It is a really neat piece of kit! It is a raspberry pi with a teeny camera and a micro SD card. We used a tupperware box which we drilled a hole in for the camera lens to fit in. This keeps the whole kit dry. We then had to cut the top off a bottle and drill a hole in the lid. This then sticks onto the box to create a shield for the lens. The whole thing took about fifteen minutes to do, although we had to resort to using an electric drill for the holes as the hand drills were making the edges too rough. Once assembled, we connected my phone to the local wifi network and were thrilled to get an immediate picture up on the screen!
A lot of our first pictures were of us and our legs every time someone walked past the camera! It is highly sensitive to movement and you can choose the level of sensitivity from your phone or computer. We tried putting ours near a bowl of cat biscuits near our shed, where we knew we had a family of hedgehogs and rats living behind it. We also currently have a cat visiting us on a daily basis, so he was a regular visitor to the camera!
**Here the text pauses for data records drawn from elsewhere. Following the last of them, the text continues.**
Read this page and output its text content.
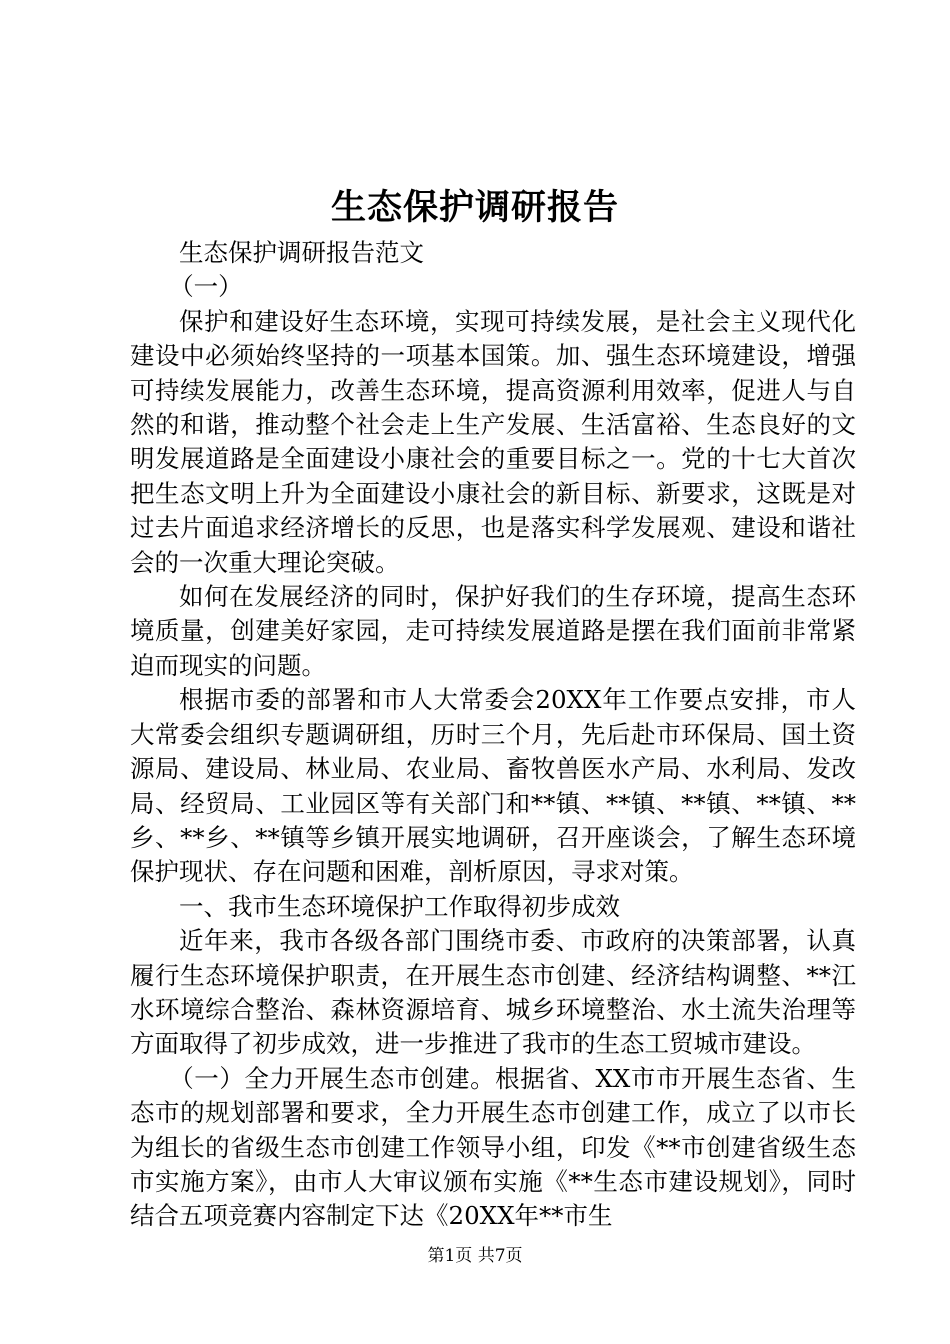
生态保护调研报告

生态保护调研报告范文

（一）

保护和建设好生态环境，实现可持续发展，是社会主义现代化建设中必须始终坚持的一项基本国策。加、强生态环境建设，增强可持续发展能力，改善生态环境，提高资源利用效率，促进人与自然的和谐，推动整个社会走上生产发展、生活富裕、生态良好的文明发展道路是全面建设小康社会的重要目标之一。党的十七大首次把生态文明上升为全面建设小康社会的新目标、新要求，这既是对过去片面追求经济增长的反思，也是落实科学发展观、建设和谐社会的一次重大理论突破。

如何在发展经济的同时，保护好我们的生存环境，提高生态环境质量，创建美好家园，走可持续发展道路是摆在我们面前非常紧迫而现实的问题。

根据市委的部署和市人大常委会20XX年工作要点安排，市人大常委会组织专题调研组，历时三个月，先后赴市环保局、国土资源局、建设局、林业局、农业局、畜牧兽医水产局、水利局、发改局、经贸局、工业园区等有关部门和**镇、**镇、**镇、**镇、**乡、**乡、**镇等乡镇开展实地调研，召开座谈会，了解生态环境保护现状、存在问题和困难，剖析原因，寻求对策。

一、我市生态环境保护工作取得初步成效

近年来，我市各级各部门围绕市委、市政府的决策部署，认真履行生态环境保护职责，在开展生态市创建、经济结构调整、**江水环境综合整治、森林资源培育、城乡环境整治、水土流失治理等方面取得了初步成效，进一步推进了我市的生态工贸城市建设。

（一）全力开展生态市创建。根据省、XX市市开展生态省、生态市的规划部署和要求，全力开展生态市创建工作，成立了以市长为组长的省级生态市创建工作领导小组，印发《**市创建省级生态市实施方案》，由市人大审议颁布实施《**生态市建设规划》，同时结合五项竞赛内容制定下达《20XX年**市生

第1页 共7页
We got very lucky pretty immediately and had regular visits from at least two of the hedgehogs and the parent rat with two young babies. The cat made an appearance in some of the evening shots, along with the hedgehog. Other visitors included a pigeon and a blackbird. Unfortunately the weather was not great most of the week and was really windy and cloudy, which meant we got a lot of photos of the food station with no creatures. I tried hanging the camera up in the tree to photograph the bird feeders (see top photo) but again, the wind got in the way or the light was too low. We got one shot of a blue tit on a feeder but only as a silhouette.
Our most successful location for the camera was on the ground where it was more protected from the wind. We got a lovely succession of photos near the shed of the rat family having lunch!
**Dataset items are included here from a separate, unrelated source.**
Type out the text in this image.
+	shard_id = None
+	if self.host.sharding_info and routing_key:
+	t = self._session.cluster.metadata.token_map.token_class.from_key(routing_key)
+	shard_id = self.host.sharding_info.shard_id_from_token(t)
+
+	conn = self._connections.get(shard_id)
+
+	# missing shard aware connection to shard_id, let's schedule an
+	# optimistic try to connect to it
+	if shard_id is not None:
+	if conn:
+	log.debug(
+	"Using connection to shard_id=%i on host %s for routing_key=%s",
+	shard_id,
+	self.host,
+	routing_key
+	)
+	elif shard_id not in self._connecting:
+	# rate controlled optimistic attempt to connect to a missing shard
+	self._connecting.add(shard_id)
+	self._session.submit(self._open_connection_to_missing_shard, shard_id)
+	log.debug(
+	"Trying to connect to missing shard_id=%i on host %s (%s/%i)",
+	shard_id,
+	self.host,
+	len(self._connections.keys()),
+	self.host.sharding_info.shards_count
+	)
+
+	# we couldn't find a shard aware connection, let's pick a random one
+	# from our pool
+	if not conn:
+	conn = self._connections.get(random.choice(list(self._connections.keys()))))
Our favourite (and much more welcome) inhabitant was definitely the hedgehog. It was thrilling to get to see it eating!
She also made some evening appearances too, which tripped the movement-sensitive outdoor light enough to see for the camera! The cat didn't seem to mind sharing the food...
Overall it has been a really exciting and interesting experience for all of us. A lot of trial and error in positioning the camera to counteract the wind either moving the camera or blowing leaves that trigger the shutter to fire. Much fighting with technology to stop phones and iPads reverting to the house wifi when trying to set up each day! I was extremely impressed with the quality of the photos and the simplicity of the set up. It was very child-friendly to create and use, and mostly weatherproof. We will definitely be getting one for our garden as it has been really rewarding.
A huge thank you to Sophie and the learning team at Lackford Lakes, Suffolk Wildlife Trust for giving us this opportunity to be part of the trials! I would highly recommend a My Naturewatch Camera to any budding young naturalists!